Rotterdam - C’è chi va al mare e chi sul Tourmalet. Chi decide di andare alla ricerca di un po’ di refrigerio e chi non vede l’ora di finire sotto la canicola della torrida estate del Tour. Come Ivan Basso, 32 anni, fresco vincitore del Giro d’Italia, che anziché godersi il meritato riposo sotto un ombrellone ha preferito ributtarsi nella mischia. «Non ho più tempo da perdere, ne ho già perso a sufficienza», dice lui con quel sorriso da ragazzo per bene, che per due anni è stato all’inferno e per altri due in purgatorio.
«Era il 30 giugno 2006, io venivo dal secondo posto dell’anno prima, quando Lance Armstrong aveva lasciato il ciclismo con un saluto in mondovisione dal podio dei Campi Elisi. Lui - il signore dei sette Tour - con il microfono in mano e io appena dietro, con Domitilla, la mia bimba, ad ascoltare le sue parole. Per Lance il futuro del Tour ero io, invece esattamente dodici mesi dopo per me non c’era più né futuro tantomeno presente: via come un ladro, prendendo un’uscita secondaria dell’Holiday Inn di Strasburgo. Via dal Tour come un vero farabutto, a bordo di una Passat grigia con gli occhi arrossati e il cuore a pezzi».

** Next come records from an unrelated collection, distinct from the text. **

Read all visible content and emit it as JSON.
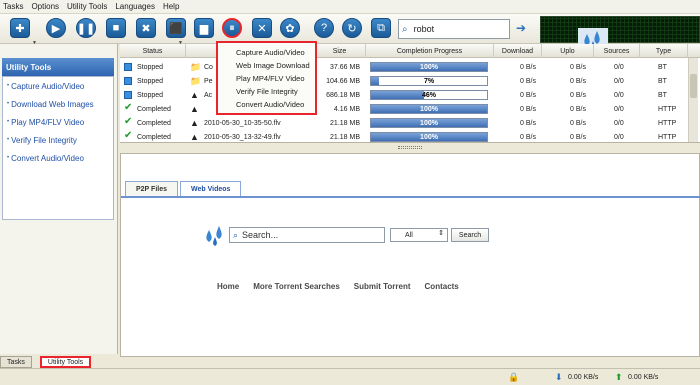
{
  "menu": [
    "Tasks",
    "Options",
    "Utility Tools",
    "Languages",
    "Help"
  ],
  "toolbar": {
    "buttons": [
      "new-task-icon",
      "play-icon",
      "pause-icon",
      "stop-icon",
      "delete-icon",
      "folder-icon",
      "utility-tools-icon",
      "tools-icon",
      "settings-icon",
      "help-icon",
      "update-icon",
      "about-icon"
    ],
    "search_value": "robot"
  },
  "left_panel": {
    "title": "Utility Tools",
    "items": [
      "Capture Audio/Video",
      "Download Web Images",
      "Play MP4/FLV Video",
      "Verify File Integrity",
      "Convert Audio/Video"
    ]
  },
  "bottom_tabs": [
    "Tasks",
    "Utility Tools"
  ],
  "table": {
    "headers": [
      "Status",
      "",
      "Size",
      "Completion Progress",
      "Download",
      "Uplo",
      "Sources",
      "Type"
    ],
    "rows": [
      {
        "status": "Stopped",
        "name": "Co",
        "size": "37.66 MB",
        "progress": 100,
        "progress_label": "100%",
        "download": "0 B/s",
        "upload": "0 B/s",
        "sources": "0/0",
        "type": "BT",
        "icon": "folder"
      },
      {
        "status": "Stopped",
        "name": "Pe",
        "size": "104.66 MB",
        "progress": 7,
        "progress_label": "7%",
        "download": "0 B/s",
        "upload": "0 B/s",
        "sources": "0/0",
        "type": "BT",
        "icon": "folder"
      },
      {
        "status": "Stopped",
        "name": "Ac",
        "size": "686.18 MB",
        "progress": 46,
        "progress_label": "46%",
        "download": "0 B/s",
        "upload": "0 B/s",
        "sources": "0/0",
        "type": "BT",
        "icon": "cone"
      },
      {
        "status": "Completed",
        "name": "",
        "size": "4.16 MB",
        "progress": 100,
        "progress_label": "100%",
        "download": "0 B/s",
        "upload": "0 B/s",
        "sources": "0/0",
        "type": "HTTP",
        "icon": "cone"
      },
      {
        "status": "Completed",
        "name": "2010-05-30_10-35-50.flv",
        "size": "21.18 MB",
        "progress": 100,
        "progress_label": "100%",
        "download": "0 B/s",
        "upload": "0 B/s",
        "sources": "0/0",
        "type": "HTTP",
        "icon": "cone"
      },
      {
        "status": "Completed",
        "name": "2010-05-30_13-32-49.flv",
        "size": "21.18 MB",
        "progress": 100,
        "progress_label": "100%",
        "download": "0 B/s",
        "upload": "0 B/s",
        "sources": "0/0",
        "type": "HTTP",
        "icon": "cone"
      }
    ]
  },
  "dropdown": {
    "items": [
      "Capture Audio/Video",
      "Web Image Download",
      "Play MP4/FLV Video",
      "Verify File Integrity",
      "Convert Audio/Video"
    ]
  },
  "browser": {
    "tabs": [
      "P2P Files",
      "Web Videos"
    ],
    "search_placeholder": "Search...",
    "select_value": "All",
    "search_button": "Search",
    "links": [
      "Home",
      "More Torrent Searches",
      "Submit Torrent",
      "Contacts"
    ]
  },
  "status": {
    "download_speed": "0.00 KB/s",
    "upload_speed": "0.00 KB/s"
  },
  "colors": {
    "accent": "#2e65b0",
    "highlight": "#e8242c",
    "progress": "#3f6fb4"
  }
}
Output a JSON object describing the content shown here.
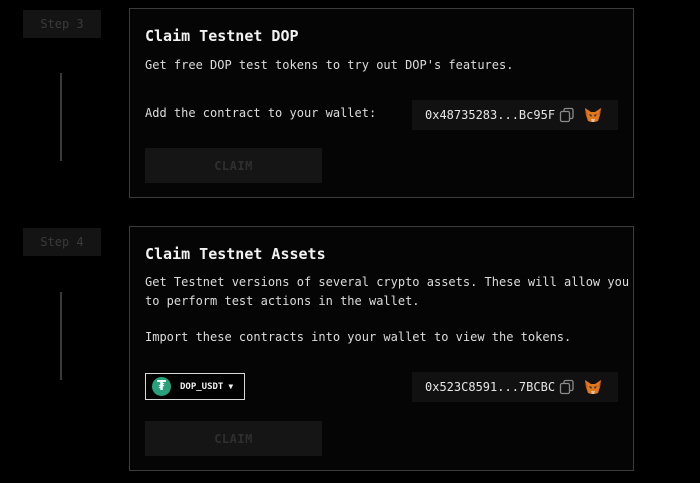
{
  "steps": {
    "step3_label": "Step 3",
    "step4_label": "Step 4"
  },
  "card_dop": {
    "title": "Claim Testnet DOP",
    "description": "Get free DOP test tokens to try out DOP's features.",
    "contract_label": "Add the contract to your wallet:",
    "contract_address": "0x48735283...Bc95F",
    "claim_label": "CLAIM"
  },
  "card_assets": {
    "title": "Claim Testnet Assets",
    "description_line1": "Get Testnet versions of several crypto assets. These will allow you",
    "description_line2": "to perform test actions in the wallet.",
    "import_text": "Import these contracts into your wallet to view the tokens.",
    "token_select": {
      "selected": "DOP_USDT",
      "icon": "tether-icon",
      "icon_glyph": "₮"
    },
    "contract_address": "0x523C8591...7BCBC",
    "claim_label": "CLAIM"
  },
  "colors": {
    "background": "#000000",
    "card_border": "#3c3c3c",
    "disabled_button": "#151515",
    "tether_green": "#26a17b",
    "metamask_orange": "#e2761b"
  },
  "icons": {
    "copy": "copy-icon",
    "wallet": "metamask-fox-icon"
  }
}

Ora però il cerchio si chiude.
«Comunque vada il cerchio si chiude proprio qui a Rotterdam. Torno al Tour de France dopo quattro anni. E ci sono tornato con l’abito nuovo e a testa alta. Questa corsa mi ha dato tanto. Dal 2001 al 2005 mi sono dedicato sempre e solo a lei. L’amore per questa corsa è sconfinato: maglia bianca di miglior giovane nel 2002, terzo nel 2004, secondo nel 2005. Io so che posso correre un grande Tour. So di averne i mezzi e i numeri. Non m’interessa ciò che dicono: io vado per la mia strada. Io vado dove mi porta il cuore. E il cuore mi ha portato qui».
Difficile battere però uno come Contador.
«Non ci sono dubbi: Alberto è il grande favorito. Dopo di lui, appena sotto metto i due fratelli Schleck: Andy e Franck. Poi un’altra bella coppia, quella Rabobank con Menchov e Gesink. A questi due vanno aggiunti Evans e Sastre, sempre che Carlos non sia penalizzato da problemi alla schiena (ernia al disco). Poi Wiggins, Armstrong e Samuel Sanchez. Mi sbaglierò, ma da questi nomi salterà fuori il podio del Tour. Io spero di esserci».
Felice Gimondi, ma anche il neo Ct Paolo Bettini, dice che avrebbe fatto meglio a restarsene a casa a gustarsi la vittoria del Giro: chi gliel’ha fatto fare?
«L’ambizione, la voglia di rimettere al proprio posto alcuni tasselli. La voglia di recuperare il tempo perso».
È un Tour che ricorda molto il Giro.
«È vero. Il via dall’Olanda, come al Giro. Le prime tappe insidiose: con vento e pavé. A proposito, non mi piace neanche un po’ la tappa di Aremberg (la terza, la Wanze-Arenberg, km 213, ndr), dove questo Tour lo si può perdere per una caduta. Spero di non uscirne con le ossa rotte. Nel complesso, però, è un tracciato che mi piace. Un prologo, nove tappe pianeggianti, sei di montagna, con tre arrivi in quota. Quattro tappe miste, una sola contro il tempo (52 km): c’è di che sbizzarrirsi. Un Tour che si costruisce sulle Alpi e si deciderà sui Pirenei. Tanti avversari, tante squadre attrezzate, tanta tensione agonistica: è il Tour».
Armstrong o Contador?
«Armstrong è un amico, Alberto un grandissimo corridore. Lance è tosto, caparbio, calcolatore. Alberto ha dimostrato però di non essere da meno. Io però dico solo un nome: Basso».
E se dovesse andare male?
«Pazienza. L’importante è lottare, stare lì con i migliori.